More photos changed hands. At the end of the table, Dare posted the pictures on the whiteboard and carefully printed their names and abduction date underneath.

“The third girl was a college student, Missy Harding. She left a campus party about midnight. Two men standing beside a black limo were arguing over a map. She offered to help, and since they were going in the same direction she accepted a ride home.”

“Oh, man,” Ciggy mumbled under his breath, loud enough John heard.

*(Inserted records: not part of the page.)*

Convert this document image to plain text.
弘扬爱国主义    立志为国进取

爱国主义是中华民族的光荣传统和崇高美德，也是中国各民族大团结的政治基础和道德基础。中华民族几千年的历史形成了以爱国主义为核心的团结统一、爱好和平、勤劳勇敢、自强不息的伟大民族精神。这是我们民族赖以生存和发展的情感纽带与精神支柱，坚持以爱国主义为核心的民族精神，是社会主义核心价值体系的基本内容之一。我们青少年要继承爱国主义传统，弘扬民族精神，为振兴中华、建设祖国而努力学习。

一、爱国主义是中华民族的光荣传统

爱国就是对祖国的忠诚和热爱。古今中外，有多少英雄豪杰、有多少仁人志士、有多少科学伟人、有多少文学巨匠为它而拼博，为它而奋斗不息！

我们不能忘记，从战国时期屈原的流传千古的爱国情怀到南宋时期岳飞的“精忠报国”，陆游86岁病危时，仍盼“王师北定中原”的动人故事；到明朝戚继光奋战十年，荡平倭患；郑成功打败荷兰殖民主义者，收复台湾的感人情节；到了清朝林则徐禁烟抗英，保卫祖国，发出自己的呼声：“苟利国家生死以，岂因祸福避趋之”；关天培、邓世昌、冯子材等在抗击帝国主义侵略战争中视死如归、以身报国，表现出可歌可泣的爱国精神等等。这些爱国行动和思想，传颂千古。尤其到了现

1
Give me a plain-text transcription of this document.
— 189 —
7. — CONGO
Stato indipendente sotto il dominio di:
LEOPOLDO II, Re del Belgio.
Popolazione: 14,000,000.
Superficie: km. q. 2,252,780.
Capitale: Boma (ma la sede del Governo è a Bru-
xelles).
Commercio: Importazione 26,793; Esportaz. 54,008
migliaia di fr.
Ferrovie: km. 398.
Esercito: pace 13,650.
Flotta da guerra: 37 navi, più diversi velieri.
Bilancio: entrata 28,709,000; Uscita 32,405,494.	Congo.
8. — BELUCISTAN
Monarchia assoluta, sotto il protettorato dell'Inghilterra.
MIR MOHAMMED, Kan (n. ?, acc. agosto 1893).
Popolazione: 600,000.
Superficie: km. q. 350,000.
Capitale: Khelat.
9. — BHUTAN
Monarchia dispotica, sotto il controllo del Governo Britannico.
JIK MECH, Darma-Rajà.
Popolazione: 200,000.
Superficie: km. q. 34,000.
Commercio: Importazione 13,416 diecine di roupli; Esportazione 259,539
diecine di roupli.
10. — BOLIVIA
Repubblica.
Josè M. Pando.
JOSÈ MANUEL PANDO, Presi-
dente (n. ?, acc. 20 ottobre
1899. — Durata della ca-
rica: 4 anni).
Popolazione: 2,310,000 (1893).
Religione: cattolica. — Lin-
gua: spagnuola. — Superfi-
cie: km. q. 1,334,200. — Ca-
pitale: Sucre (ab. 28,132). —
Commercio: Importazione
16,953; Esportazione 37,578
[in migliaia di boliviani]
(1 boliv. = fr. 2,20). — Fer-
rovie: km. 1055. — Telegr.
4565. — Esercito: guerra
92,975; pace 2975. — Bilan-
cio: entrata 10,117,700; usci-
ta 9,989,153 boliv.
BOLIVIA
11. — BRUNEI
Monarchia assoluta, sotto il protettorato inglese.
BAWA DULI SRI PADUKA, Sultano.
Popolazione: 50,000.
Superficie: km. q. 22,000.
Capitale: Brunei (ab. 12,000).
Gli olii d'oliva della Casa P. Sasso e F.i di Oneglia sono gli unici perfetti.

“That’s not the end. At the party she and her boyfriend had a fight, which was why she left the party alone. He was tried, convicted and hanged himself in prison.”

The room was silent while the man absorbed the damage done to both families.

Dare directed their attention back to the situation at hand. “How are they subduing the girls?”

“I’m assuming the limo is rigged with some sort of gas that’s being piped in. Probably activated by a lever from the driver’s seat. None of the girls could remember smelling or hearing anything unusual. Most limos have a window between the driver and the passengers. Closed and properly sealed, anybody in the front seat wouldn’t feel the effects of the gas.”